In White plains, We did a street route and rode the bus. I have to say that I’m so glad that I have been blogging about this experience because there is written evidence of our beginnings and the confidence that I feel now. Usually, it’s all a big blur, but this  has been very helpful.

 

after lunch, we headed to a train station to practice platform work. When we are on a train platform, the dog walks between us and the edge of the platform. We use shorelining techniques that I mentioned in another post to make certain that we are near the wall. If it is a double platform, we move carefully. There are light rail and commuter trains in my town but I don’t take them often.

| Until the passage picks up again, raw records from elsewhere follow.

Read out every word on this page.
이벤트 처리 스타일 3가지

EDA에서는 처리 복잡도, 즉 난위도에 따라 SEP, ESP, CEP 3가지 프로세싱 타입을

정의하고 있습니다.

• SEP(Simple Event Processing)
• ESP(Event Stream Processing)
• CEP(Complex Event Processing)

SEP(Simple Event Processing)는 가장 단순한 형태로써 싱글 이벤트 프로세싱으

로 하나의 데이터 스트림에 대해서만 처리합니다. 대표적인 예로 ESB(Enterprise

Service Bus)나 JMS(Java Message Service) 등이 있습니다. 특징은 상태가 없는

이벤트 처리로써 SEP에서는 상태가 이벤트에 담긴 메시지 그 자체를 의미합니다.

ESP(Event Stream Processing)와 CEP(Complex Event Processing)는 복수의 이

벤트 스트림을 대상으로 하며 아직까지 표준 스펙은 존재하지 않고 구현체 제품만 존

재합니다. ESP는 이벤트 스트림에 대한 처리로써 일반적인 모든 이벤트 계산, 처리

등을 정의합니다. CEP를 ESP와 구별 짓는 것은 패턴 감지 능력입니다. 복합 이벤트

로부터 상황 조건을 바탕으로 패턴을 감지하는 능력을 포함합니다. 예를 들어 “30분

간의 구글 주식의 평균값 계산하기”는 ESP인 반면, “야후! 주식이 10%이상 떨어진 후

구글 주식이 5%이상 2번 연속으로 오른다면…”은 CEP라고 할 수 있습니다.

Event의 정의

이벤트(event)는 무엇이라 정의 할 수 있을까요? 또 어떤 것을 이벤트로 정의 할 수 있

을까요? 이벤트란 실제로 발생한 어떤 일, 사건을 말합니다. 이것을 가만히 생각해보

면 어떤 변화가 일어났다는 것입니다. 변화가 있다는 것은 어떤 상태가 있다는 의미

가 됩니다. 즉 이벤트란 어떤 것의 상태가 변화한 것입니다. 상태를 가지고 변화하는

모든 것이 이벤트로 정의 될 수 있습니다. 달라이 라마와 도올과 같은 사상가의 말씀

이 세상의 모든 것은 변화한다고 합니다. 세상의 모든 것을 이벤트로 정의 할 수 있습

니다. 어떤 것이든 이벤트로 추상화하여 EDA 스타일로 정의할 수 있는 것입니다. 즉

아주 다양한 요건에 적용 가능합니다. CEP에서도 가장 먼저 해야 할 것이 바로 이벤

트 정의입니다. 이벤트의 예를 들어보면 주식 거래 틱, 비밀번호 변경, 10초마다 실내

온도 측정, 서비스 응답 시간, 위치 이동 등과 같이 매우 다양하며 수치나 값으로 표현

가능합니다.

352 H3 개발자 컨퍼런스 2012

However, I never know what the future holds and so I am very careful to never say never and to prepare for any contingency.

 

Finally, we practiced attempting to walk to the edge of the platform so that we could know what our dogs would do. Treble curled in front of me, pushing me backwards and turning to the right. It is such a heady feeling to know that if I am in a situation that is dangerous and I’m giving a command that might put the both of us in jeopardy without my realizing it, Treble knows how to disobey.

 

After returning to campus, I hung out with my classmates for a good long time.

 

Our lecture was about access issues, and here is where I’d like to talk to you about some things that guide dog owners face in 2019.

 

Our school issues an ID with our names and pictures on them to show that Treble is a guide dog. While it is illegal for people to ask to see ID’s in their establishment, some may show them in order to help smooth the way. There is nothing wrong with that, but I am not generally that way. Probably because I tend to lose the ID, but also because it isn’t something that I *have* to show.  We can face denial of service in restaurants, business  establishments, hotels, ride shares like Uber and Lyft, cabs, sometimes housing, etc. Here we are in the year of 2019 and people still are not aware of what the laws are and what their rights entail. We can, obviously, be asked to leave if our dogs are not in control or if they are unkempt. We also face a lot of people who bring their pets to the store even when the store says that they are not allowed. People will quickly claim that it is their service dog. Yet said dog is often barking, lunging, growling, and generally being awful because their owners allow them to be, yet some store owners won’t get involved because they assume that if they ask that person to leave, they will be sued.

 

These access issues are frustrating and it can be hard to know what to do when you are in that situation. The first edict of staying calm is very difficult for me. I can stay calm but my anger goes from 0 to 100 when I know that rights are being denied due to lack of knowledge. I don’t mind explaining, but once we get past the threshold of having explained once, that is when I get cranky. I already know it’s going to be a lot harder to get an Uber and Lyft now, even though their policies state that we should not be disallowed rides. But once it happens, it requires reporting the driver, having them cancel the ride, waiting for another ride, hoping that the next driver doesn’t inadvertently cancel, etc. In the meantime, my time is being wasted and I have to expend even more energy. I do not say these things to be a downer, but this is part of making that decision to have a guide dog once again. I know that many of my friends will find this unbelievable, but it totally happens and I haven’t even tiptoed along the tip of that iceberg. Because of my involvement in a consumer organization, I know how to advocate for myself and to be more assertive, but it is easy to talk about it in the abstract and a hell of a lot harder to handle when you are in the moment. Along with outcry comes backlash, as I witnessed when someone recorded a restaurant’s refusal to serve an individual and her friends. It went viral and the comments were horrible. So, I’m not quite looking forward to jumping in to all of that. I am not a pessimist by any means, but I just know how reality worked when I had my last guide dog and I’ve watched my friends still go through it. Still, I  wouldn’t change my decision to work with a guide dog for anything.

 

One of the highlights of my day was having a surprise visit from Lester’s instructor, Woody. It was so awesome to see her and catch up. We talked all through dinner and I got to introduce her to Treble. It was so fantastic. I gave her big hugs and I’m just so thrilled that during my time here, both she and Chrissy have come to see me.

 

After dinner, I spent a lot of time with my classmates laughing, telling jokes, chatting, and simply enjoying their company.

 

Food Report

Breakfast: Toast with strawberry jam and bacon

Lunch: pasta with a vodka sauce? I think that’s what it was. It was delicious, but next time I’d like more vodka and preferably some cranberry juice.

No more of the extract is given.